As much as I want to learn butterfly, I think I will have to stall my efforts at the moments, it is simply too easy to inadvertently try to force through the stroke and even on short distance I think it might hinder the efforts I have to do to stabilize my shoulder blade and matching muscles => I'm going to work whole body dolphin and dolphin kick and so "cobra" type of breaststroke in the mean time.
I learned these in physical therapy when I reached the point where the butterfly recovery was hurting my right shoulder due to an old injury. I now do them on both shoulders and I have no problems with the butterfly recovery.
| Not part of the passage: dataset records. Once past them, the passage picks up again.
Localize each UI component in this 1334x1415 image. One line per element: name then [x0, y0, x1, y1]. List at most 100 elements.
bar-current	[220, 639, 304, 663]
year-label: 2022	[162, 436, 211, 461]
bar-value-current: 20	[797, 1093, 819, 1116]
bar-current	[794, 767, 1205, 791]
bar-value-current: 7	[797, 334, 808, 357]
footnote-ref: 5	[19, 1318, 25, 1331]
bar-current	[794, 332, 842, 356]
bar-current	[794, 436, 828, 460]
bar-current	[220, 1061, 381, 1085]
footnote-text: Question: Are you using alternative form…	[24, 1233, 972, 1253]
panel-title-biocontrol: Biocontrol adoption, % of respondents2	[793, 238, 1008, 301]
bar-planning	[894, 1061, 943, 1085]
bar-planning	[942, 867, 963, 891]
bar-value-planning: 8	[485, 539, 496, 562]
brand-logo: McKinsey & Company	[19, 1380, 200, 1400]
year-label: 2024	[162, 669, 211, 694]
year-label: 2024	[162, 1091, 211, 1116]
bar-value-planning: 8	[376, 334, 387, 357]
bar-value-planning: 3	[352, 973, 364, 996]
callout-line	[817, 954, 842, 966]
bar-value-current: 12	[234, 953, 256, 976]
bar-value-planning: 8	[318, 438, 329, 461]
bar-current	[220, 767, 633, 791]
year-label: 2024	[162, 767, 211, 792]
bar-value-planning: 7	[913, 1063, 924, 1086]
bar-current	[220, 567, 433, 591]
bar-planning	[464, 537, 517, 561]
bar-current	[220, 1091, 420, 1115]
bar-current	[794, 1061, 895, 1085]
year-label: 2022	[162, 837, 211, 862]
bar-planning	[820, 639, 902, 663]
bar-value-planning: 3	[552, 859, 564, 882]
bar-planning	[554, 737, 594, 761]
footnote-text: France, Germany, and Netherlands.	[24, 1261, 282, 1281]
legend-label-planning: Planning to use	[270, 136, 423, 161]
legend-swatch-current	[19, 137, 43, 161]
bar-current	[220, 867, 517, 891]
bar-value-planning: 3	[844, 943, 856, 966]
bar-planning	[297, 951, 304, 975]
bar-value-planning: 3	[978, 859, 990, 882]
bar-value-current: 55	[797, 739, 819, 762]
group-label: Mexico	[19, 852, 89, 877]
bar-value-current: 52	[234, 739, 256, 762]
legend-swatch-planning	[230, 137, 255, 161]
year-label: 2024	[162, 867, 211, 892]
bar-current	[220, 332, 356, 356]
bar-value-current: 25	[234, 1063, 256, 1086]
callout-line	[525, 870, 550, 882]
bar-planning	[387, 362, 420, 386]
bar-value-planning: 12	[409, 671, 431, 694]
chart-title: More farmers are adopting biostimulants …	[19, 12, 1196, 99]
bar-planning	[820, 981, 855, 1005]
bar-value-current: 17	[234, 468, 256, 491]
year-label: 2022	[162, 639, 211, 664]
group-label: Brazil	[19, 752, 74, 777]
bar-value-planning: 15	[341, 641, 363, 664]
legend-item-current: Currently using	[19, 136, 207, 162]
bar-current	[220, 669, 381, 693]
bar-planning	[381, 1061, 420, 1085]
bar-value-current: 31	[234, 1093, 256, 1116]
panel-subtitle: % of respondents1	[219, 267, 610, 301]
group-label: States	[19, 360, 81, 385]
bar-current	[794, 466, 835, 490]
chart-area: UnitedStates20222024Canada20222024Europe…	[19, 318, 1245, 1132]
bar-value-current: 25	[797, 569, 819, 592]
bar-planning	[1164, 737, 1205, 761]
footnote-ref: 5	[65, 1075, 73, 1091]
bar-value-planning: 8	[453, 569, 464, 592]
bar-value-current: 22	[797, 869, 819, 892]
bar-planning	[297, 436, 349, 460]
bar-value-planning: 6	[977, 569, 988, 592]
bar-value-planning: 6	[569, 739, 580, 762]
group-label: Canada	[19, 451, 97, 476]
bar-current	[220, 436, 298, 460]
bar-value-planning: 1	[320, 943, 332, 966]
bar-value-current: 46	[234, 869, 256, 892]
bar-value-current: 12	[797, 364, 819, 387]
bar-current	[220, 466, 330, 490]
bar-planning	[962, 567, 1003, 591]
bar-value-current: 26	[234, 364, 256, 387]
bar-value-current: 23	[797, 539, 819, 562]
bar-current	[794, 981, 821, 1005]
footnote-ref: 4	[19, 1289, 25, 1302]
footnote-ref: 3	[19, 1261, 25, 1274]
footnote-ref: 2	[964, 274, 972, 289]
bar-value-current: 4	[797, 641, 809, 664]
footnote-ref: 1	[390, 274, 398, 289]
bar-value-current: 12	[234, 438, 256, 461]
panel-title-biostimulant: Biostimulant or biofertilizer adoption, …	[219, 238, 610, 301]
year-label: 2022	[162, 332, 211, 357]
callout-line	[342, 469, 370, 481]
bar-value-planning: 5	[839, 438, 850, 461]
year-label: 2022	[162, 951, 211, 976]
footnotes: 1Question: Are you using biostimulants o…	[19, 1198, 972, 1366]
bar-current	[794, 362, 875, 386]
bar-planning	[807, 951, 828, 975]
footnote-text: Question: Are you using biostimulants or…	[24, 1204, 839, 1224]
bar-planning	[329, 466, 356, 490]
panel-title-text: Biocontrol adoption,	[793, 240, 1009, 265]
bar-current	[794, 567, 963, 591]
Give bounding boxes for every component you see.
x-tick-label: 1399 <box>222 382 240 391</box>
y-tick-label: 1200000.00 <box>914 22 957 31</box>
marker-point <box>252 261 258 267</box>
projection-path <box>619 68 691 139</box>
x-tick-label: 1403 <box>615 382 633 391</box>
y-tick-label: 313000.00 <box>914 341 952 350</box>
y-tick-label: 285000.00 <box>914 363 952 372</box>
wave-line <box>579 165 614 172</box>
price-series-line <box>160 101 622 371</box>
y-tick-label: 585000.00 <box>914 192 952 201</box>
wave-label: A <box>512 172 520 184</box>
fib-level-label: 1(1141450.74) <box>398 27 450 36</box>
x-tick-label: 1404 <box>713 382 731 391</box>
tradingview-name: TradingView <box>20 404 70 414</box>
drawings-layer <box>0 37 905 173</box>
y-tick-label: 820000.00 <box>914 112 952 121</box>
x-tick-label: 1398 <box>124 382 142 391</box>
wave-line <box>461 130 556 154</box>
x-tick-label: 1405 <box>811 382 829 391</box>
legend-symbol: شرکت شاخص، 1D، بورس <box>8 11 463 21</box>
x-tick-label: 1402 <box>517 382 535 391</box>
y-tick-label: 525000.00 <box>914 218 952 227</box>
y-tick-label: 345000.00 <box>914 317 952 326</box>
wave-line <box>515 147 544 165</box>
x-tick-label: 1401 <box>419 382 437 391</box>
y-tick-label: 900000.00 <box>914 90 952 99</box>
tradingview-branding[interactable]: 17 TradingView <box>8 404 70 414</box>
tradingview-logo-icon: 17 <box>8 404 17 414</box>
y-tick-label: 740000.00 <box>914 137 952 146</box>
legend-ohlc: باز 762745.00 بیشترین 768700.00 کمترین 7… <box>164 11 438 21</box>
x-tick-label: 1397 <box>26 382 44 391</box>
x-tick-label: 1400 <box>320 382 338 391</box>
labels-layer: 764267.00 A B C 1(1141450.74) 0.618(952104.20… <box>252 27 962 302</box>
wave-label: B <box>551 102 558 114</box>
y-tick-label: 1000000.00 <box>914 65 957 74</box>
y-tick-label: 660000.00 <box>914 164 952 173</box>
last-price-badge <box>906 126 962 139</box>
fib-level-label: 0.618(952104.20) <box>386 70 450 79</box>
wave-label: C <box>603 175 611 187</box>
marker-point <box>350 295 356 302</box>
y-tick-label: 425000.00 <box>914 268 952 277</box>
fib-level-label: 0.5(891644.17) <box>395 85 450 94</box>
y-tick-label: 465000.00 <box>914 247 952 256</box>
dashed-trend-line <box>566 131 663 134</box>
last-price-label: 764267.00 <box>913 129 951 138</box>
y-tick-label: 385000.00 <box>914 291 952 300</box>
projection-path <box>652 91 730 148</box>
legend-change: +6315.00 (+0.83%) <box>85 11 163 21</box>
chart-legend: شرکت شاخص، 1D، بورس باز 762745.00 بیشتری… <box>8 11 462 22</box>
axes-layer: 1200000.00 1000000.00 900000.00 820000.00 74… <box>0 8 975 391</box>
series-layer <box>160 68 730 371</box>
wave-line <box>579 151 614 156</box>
I think that there are two different approaches to learning to breath easily in freestyle. The first is to learn to balance your head over an extended shoulder on your lungs. This will support your head as you rotate to breath, and you won't need to lift your head in order to do so. One drill that helps to learn this is rolling to breath while skating. The second approach is to incorporate a very small amount of body dolphin into your freestyle. By timing your breathing with the undulation of your body dolphin, the breathing becomes much easier. One way to learn this technique is to do one-armed freestyle with the other arm extended at your hip.
Both of these approaches can be used together to varying extents, depending on your body density and swimming style. The asymmetric loping style of many elite swimmers uses this type of body dolphin, which can also be used to enhance the propulsion of your arm stroke.
But all of these different techniques take time to learn. Just like swimming different strokes, it can be fun and useful to learn both of the above techniques. Lots of stuff to play around with, but these can be challenging exercises. Don't expect immediate success with them. If you get frustrated, go on to other things and come back to them every once in a while just to see how you are doing. As your technique progresses, you will notice it in your ability to do these drills.
Agree with Danny. I also go around in these circles and after a while these drills become more natural and easy.
Slump” in the May 2007 archives), inhibits the ability of the scapula to tilt backward and create space for the rotator cuff in the shoulder joint when the arm is lifted overhead. As a result, the rotator cuff gets pinched, causing tissue damage.
This is the reason I dont have shoulder problems anymore, described also in the thread `a different approach to preventing shoulder injury.`
exactly like in that sentence, Lifting the shoulder away from the ribcage seemed to make space around the joint to let it move more freely without pinching problems.
When the shoulder is lifted the whole high elbow style can be used with less risks for impingement, but dont start to pull hard before the paddle is set in the proper position.